The budget includes €73.8 million for leasing social homes, which is an increase of €27 million compared to 2021’s budget.
Several councillors said that the council shouldn’t be spending so much money on leasing homes that it will never own.
Fine Gael Councillor Paddy McCartan said the council has not increased the rents that it charges its social housing tenants since 1996. “That will have to be addressed in the future.”
Several councillors said that social tenants do pay rent increases, though, because whenever their income increases their rent goes up.
Social housing tenants pay variable rates of rentbased on their income.
The highest earner in the house pays 15 per cent of their income to the rent and others living in the house also contribute.
Sinn Féin Councillor Janice Boylan said that some of the social housing complexes in the city are in such poor condition that the council couldn’t expect its tenants to pay any more rent anyway.
The next largest line of expenditure after housing is €223.6 million on “environmental services”, most of which – about €142 million – is for the operation of Dublin Fire Brigade.
In the draft budget, Keegan, the council’s chief executive, writes that “despite extensive engagement with the HSE”, the level of funding the HSE is providing towards the cost of Dublin Fire Brigade’s ambulance service remains at the 2013 level.
“Two additional ambulances operated by the City Council over the course of the pandemic, and funded by the Department of Housing, Local Government and Heritage, as additional Covid related expenditure, will not operate in 2022 as no funding source has been secured,” he writes.
The council plans to spend €126.2 million on road transport and safety, but roads will also bring in additional income this year.
Councillors agreed to increase parking charges by between 10–30 cents per hour, depending on the zone, and to increase the toll for the Tom Clarke Bridge from €1.40 to €1.90 for a car.
The council plans to spend €110.1 million on culture, recreation and amenities, €65 million on water services and €56.5 million on “development management” (including €10.8 million on tourism development and promotion).
Then there’s €49.1 million for “miscellaneous items” (mostly €29 million on administration of rates) and €2.1 million on agriculture, education, health and welfare, according to the draft budget.
The draft budget included some new recruitment, it said.
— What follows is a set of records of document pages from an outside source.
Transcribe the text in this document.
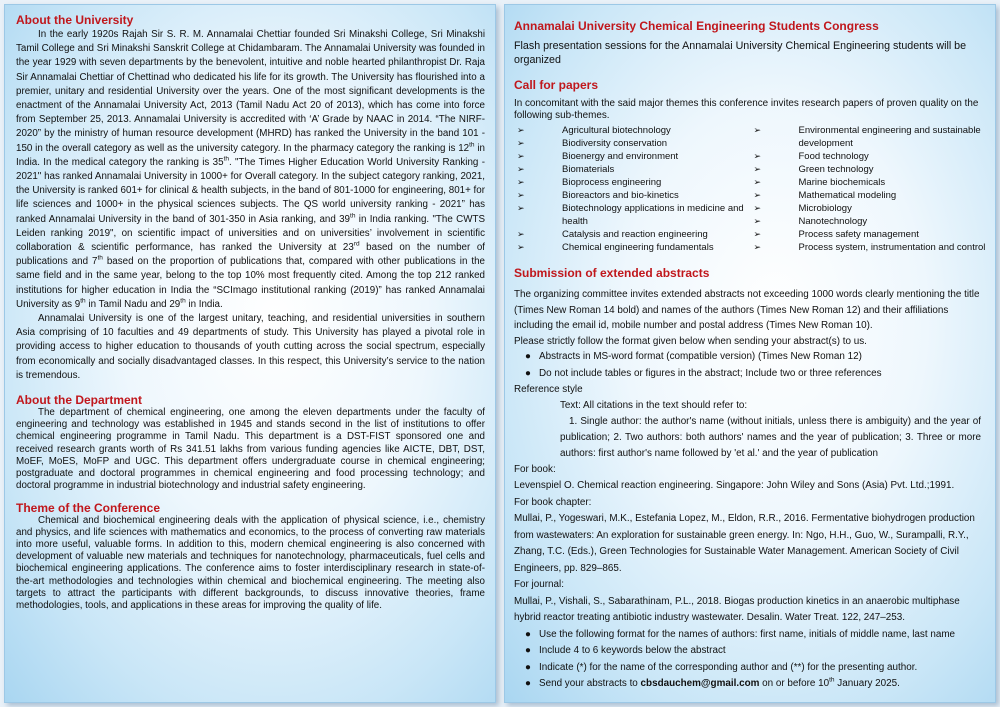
About the University

In the early 1920s Rajah Sir S. R. M. Annamalai Chettiar founded Sri Minakshi College, Sri Minakshi Tamil College and Sri Minakshi Sanskrit College at Chidambaram. The Annamalai University was founded in the year 1929 with seven departments by the benevolent, intuitive and noble hearted philanthropist Dr. Raja Sir Annamalai Chettiar of Chettinad who dedicated his life for its growth. The University has flourished into a premier, unitary and residential University over the years. One of the most significant developments is the enactment of the Annamalai University Act, 2013 (Tamil Nadu Act 20 of 2013), which has come into force from September 25, 2013. Annamalai University is accredited with ‘A’ Grade by NAAC in 2014. “The NIRF-2020” by the ministry of human resource development (MHRD) has ranked the University in the band 101 - 150 in the overall category as well as the university category. In the pharmacy category the ranking is 12th in India. In the medical category the ranking is 35th. "The Times Higher Education World University Ranking - 2021" has ranked Annamalai University in 1000+ for Overall category. In the subject category ranking, 2021, the University is ranked 601+ for clinical & health subjects, in the band of 801-1000 for engineering, 801+ for life sciences and 1000+ in the physical sciences subjects. The QS world university ranking - 2021” has ranked Annamalai University in the band of 301-350 in Asia ranking, and 39th in India ranking. "The CWTS Leiden ranking 2019", on scientific impact of universities and on universities’ involvement in scientific collaboration & scientific performance, has ranked the University at 23rd based on the number of publications and 7th based on the proportion of publications that, compared with other publications in the same field and in the same year, belong to the top 10% most frequently cited. Among the top 212 ranked institutions for higher education in India the “SCImago institutional ranking (2019)” has ranked Annamalai University as 9th in Tamil Nadu and 29th in India.

Annamalai University is one of the largest unitary, teaching, and residential universities in southern Asia comprising of 10 faculties and 49 departments of study. This University has played a pivotal role in providing access to higher education to thousands of youth cutting across the social spectrum, especially from economically and socially disadvantaged classes. In this respect, this University’s service to the nation is tremendous.

About the Department

The department of chemical engineering, one among the eleven departments under the faculty of engineering and technology was established in 1945 and stands second in the list of institutions to offer chemical engineering programme in Tamil Nadu. This department is a DST-FIST sponsored one and received research grants worth of Rs 341.51 lakhs from various funding agencies like AICTE, DBT, DST, MoEF, MoES, MoFP and UGC. This department offers undergraduate course in chemical engineering; postgraduate and doctoral programmes in chemical engineering and food processing technology; and doctoral programme in industrial biotechnology and industrial safety engineering.

Theme of the Conference

Chemical and biochemical engineering deals with the application of physical science, i.e., chemistry and physics, and life sciences with mathematics and economics, to the process of converting raw materials into more useful, valuable forms. In addition to this, modern chemical engineering is also concerned with development of valuable new materials and techniques for nanotechnology, pharmaceuticals, fuel cells and biochemical engineering applications. The conference aims to foster interdisciplinary research in state-of-the-art methodologies and technologies within chemical and biochemical engineering. The meeting also targets to attract the participants with different backgrounds, to discuss innovative theories, frame methodologies, tools, and applications in these areas for improving the quality of life.

Annamalai University Chemical Engineering Students Congress

Flash presentation sessions for the Annamalai University Chemical Engineering students will be organized

Call for papers

In concomitant with the said major themes this conference invites research papers of proven quality on the following sub-themes.

➢	Agricultural biotechnology
➢	Biodiversity conservation
➢	Bioenergy and environment
➢	Biomaterials
➢	Bioprocess engineering
➢	Bioreactors and bio-kinetics
➢	Biotechnology applications in medicine and health
➢	Catalysis and reaction engineering
➢	Chemical engineering fundamentals
➢	Environmental engineering and sustainable development
➢	Food technology
➢	Green technology
➢	Marine biochemicals
➢	Mathematical modeling
➢	Microbiology
➢	Nanotechnology
➢	Process safety management
➢	Process system, instrumentation and control
Submission of extended abstracts

The organizing committee invites extended abstracts not exceeding 1000 words clearly mentioning the title (Times New Roman 14 bold) and names of the authors (Times New Roman 12) and their affiliations including the email id, mobile number and postal address (Times New Roman 10).

Please strictly follow the format given below when sending your abstract(s) to us.

● Abstracts in MS-word format (compatible version) (Times New Roman 12)
● Do not include tables or figures in the abstract; Include two or three references

Reference style

Text: All citations in the text should refer to:

1. Single author: the author's name (without initials, unless there is ambiguity) and the year of publication; 2. Two authors: both authors' names and the year of publication; 3. Three or more authors: first author's name followed by 'et al.' and the year of publication

For book:

Levenspiel O. Chemical reaction engineering. Singapore: John Wiley and Sons (Asia) Pvt. Ltd.;1991.

For book chapter:

Mullai, P., Yogeswari, M.K., Estefania Lopez, M., Eldon, R.R., 2016. Fermentative biohydrogen production from wastewaters: An exploration for sustainable green energy. In: Ngo, H.H., Guo, W., Surampalli, R.Y., Zhang, T.C. (Eds.), Green Technologies for Sustainable Water Management. American Society of Civil Engineers, pp. 829–865.

For journal:

Mullai, P., Vishali, S., Sabarathinam, P.L., 2018. Biogas production kinetics in an anaerobic multiphase hybrid reactor treating antibiotic industry wastewater. Desalin. Water Treat. 122, 247–253.

● Use the following format for the names of authors: first name, initials of middle name, last name
● Include 4 to 6 keywords below the abstract
● Indicate (*) for the name of the corresponding author and (**) for the presenting author.
● Send your abstracts to cbsdauchem@gmail.com on or before 10th January 2025.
But at a rate “which is likely to be close to the numbers of expected retirements next year”.
Some Small Changes
At the meeting, councillors made some changes to the budget proposed by Keegan, before passing it.
Keegan had proposed that commercial property owners whose properties are vacant, should get a 30 percent discount on their rates.
Councillors voted to slash that refund to 15 percent, freeing up another €2.25 million to be spent elsewhere.
Of that, councillors voted to spend €750,000 to bring back bulky waste collection, following an amendment proposed by Fianna Fáil councillors.
“The public domain crews are inundated collecting waste that is dumped by public bins,” said Fianna Fáil Councillor Deirdre Heney. “Dublin City Council is picking up the tab for illegal dumping.”
Investing in council collection of bulky waste is “hugely positive and hugely beneficial for the city”, she said.
Labour Party councillors, supported by the Green Party, proposed that the council spend €600,000 to draw up local area plans in each of the five areas in the city.
The Labour Party amendment also called for €400,000 for local roads and public-realm improvements, €350,000 for extra street cleaning and more bins and €50,000 for funding Beta Projects initiatives, which trial possible solutions to city challenges.
Councillors agreed to allocate €100,000 to try to tackle dereliction by providing “additional resources for the collection of derelict sites and vacant sites levies”, says the amendment.
“In adding in these additional measures, we are adding in issues that concern the residents,” said Labour Councillor Dermot Lacey. “Local area plans and cleaning our city, those are the key things people say they want us to do.”
Fifty-two councillors voted in favour of adopting the amendment and budget. Six Fine Gael councillors voted against, and two People Before Profit councillors abstained.